‘Um dos efeitos que a crise do coronavírus e as medidas de contenção da circulação de pessoas em espaços públicos vem ocasionando é o significativo aumento nos acessos aos serviços de streaming, como Netflix, Amazon Prime, YouTube Filmes etc. Tanto assim que algumas dessas plataformas passaram a oferecer preferencialmente a qualidade padrão para seus assinantes, reduzindo a resolução dos filmes com o intuito de diminuir o impacto do aumento de acessos na internet.
Nesta terça (24) saiu uma matéria do crítico e ensaísta Donny Correia, no Estadão, que, de alguma forma, denuncia a quase completa ausência dos clássicos nacionais no cardápio de filmes oferecidos via internet e sua consequência para a perda de memória do nosso cinema.
Um ponto que teria de ser analisado também é a relação entre a economia capitalista de monopólios e a perda da memória cultural de países economicamente colonizados, como o Brasil.
Essas plataformas, a maioria estadunidense, que exercem domínio absoluto nesses serviços, não parecem se preocupar muito com a preservação da cultura local de países fora do eixo imperialista.

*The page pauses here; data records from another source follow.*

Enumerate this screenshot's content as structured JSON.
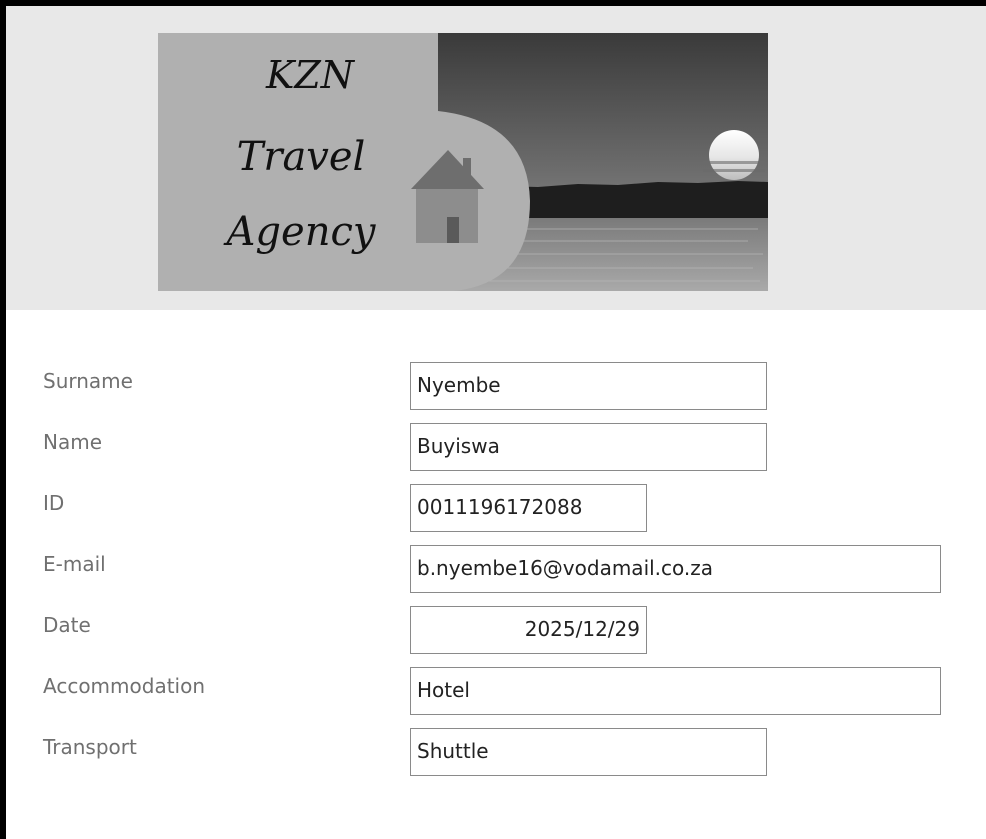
{
  "logo": {
    "name": "KZN Travel Agency",
    "lines": [
      "KZN",
      "Travel",
      "Agency"
    ],
    "icons": [
      "house-icon",
      "sunset-scene-icon"
    ]
  },
  "form": {
    "fields": [
      {
        "key": "surname",
        "label": "Surname",
        "value": "Nyembe"
      },
      {
        "key": "name",
        "label": "Name",
        "value": "Buyiswa"
      },
      {
        "key": "id",
        "label": "ID",
        "value": "0011196172088"
      },
      {
        "key": "email",
        "label": "E-mail",
        "value": "b.nyembe16@vodamail.co.za"
      },
      {
        "key": "date",
        "label": "Date",
        "value": "2025/12/29"
      },
      {
        "key": "accommodation",
        "label": "Accommodation",
        "value": "Hotel"
      },
      {
        "key": "transport",
        "label": "Transport",
        "value": "Shuttle"
      }
    ]
  },
  "colors": {
    "header_background": "#e8e8e8",
    "label_text": "#707070",
    "field_border": "#8a8a8a",
    "window_border": "#000000"
  }
}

Uma das características do imperialismo é a imposição de sua cultura como hegemônica, a principal, a mais desenvolvida. Uma das formas como isso se procede é através da impossibilidade de acesso à memória cultural de um povo, à sua história, pois seria natural um povo se identificar com a própria cultura. Isso ocorreu durante a colonização portuguesa no Brasil através dos jesuítas que logo trataram de impor sua língua, sua religião, seus costumes e seus valores aos povos nativos, os indígenas. Ao mesmo tempo em que os proibia de se manifestar de acordo com os próprios costumes. Esse tipo de colonização continua ocorrendo de uma maneira, mais ou menos sutil, através da monopolização da informação e da cultura local e da imposição de um “esquecimento” de suas origens e sua história.

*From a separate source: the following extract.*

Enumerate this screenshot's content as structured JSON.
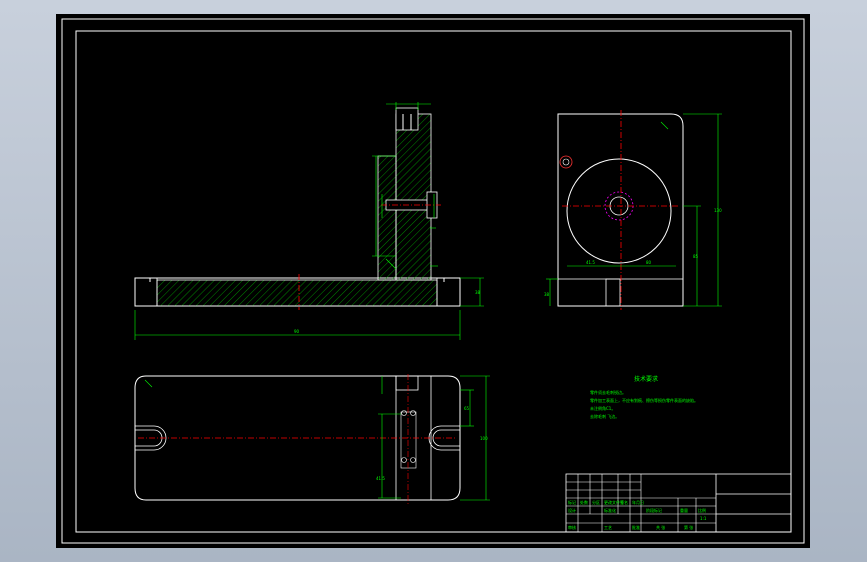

Pouco a pouco, a cultura dos dominadores passa a ser assimilada de tal maneira pelos dominados que eles mesmos passam a desprezar sua própria cultura, considerando-a como inferior e desprezível e, consequentemente, considerar os valores dos países imperialistas como seus próprios valores, independente disso significar uma completa subserviência, que atenta inclusive, aos próprios interesses dos povos menos desenvolvidos economicamente.
A indústria cinematográfica americana é poderosíssima e altamente lucrativa e, para se manter dominante, necessita eliminar possíveis concorrentes. O despertar de um cinema com características próprias e independentes desse domínio cultural, imperialista, é forte ameaça aos monopólios do cinema.
Quando os meios de acesso ao cinema tendem a ficar muito concentrados, numa única forma de distribuição para sua exibição, como é o caso das plataformas de streaming, esse controle passa a ser muito poderoso. A consequência é a perda da memória de nossa cultura cinematográfica. Ainda que timidamente, as produções nacionais passam a ter como principal referência os filmes estrangeiros, notadamente os hollywoodianos, por sua enorme força e domínio no cenário mundial. Perdemos nossas características próprias, historicamente conquistadas, a partir de uma época em que esse controle se dava de forma mais difusa e impunha menos o seu domínio.
Uma das justificativas para que a grande maioria da produção cinematográfica nacional comercial seja uma cópia “menor” dos filmes de Hollywood é a de que seria isso o que o público brasileiro deseja, o que ele gosta. É que as ideias e a cultura das classes e das potências dominantes precisam se apresentar como sendo as ideias e a cultura daqueles que são dominados explorados, para que a dominação material e econômica se justifique.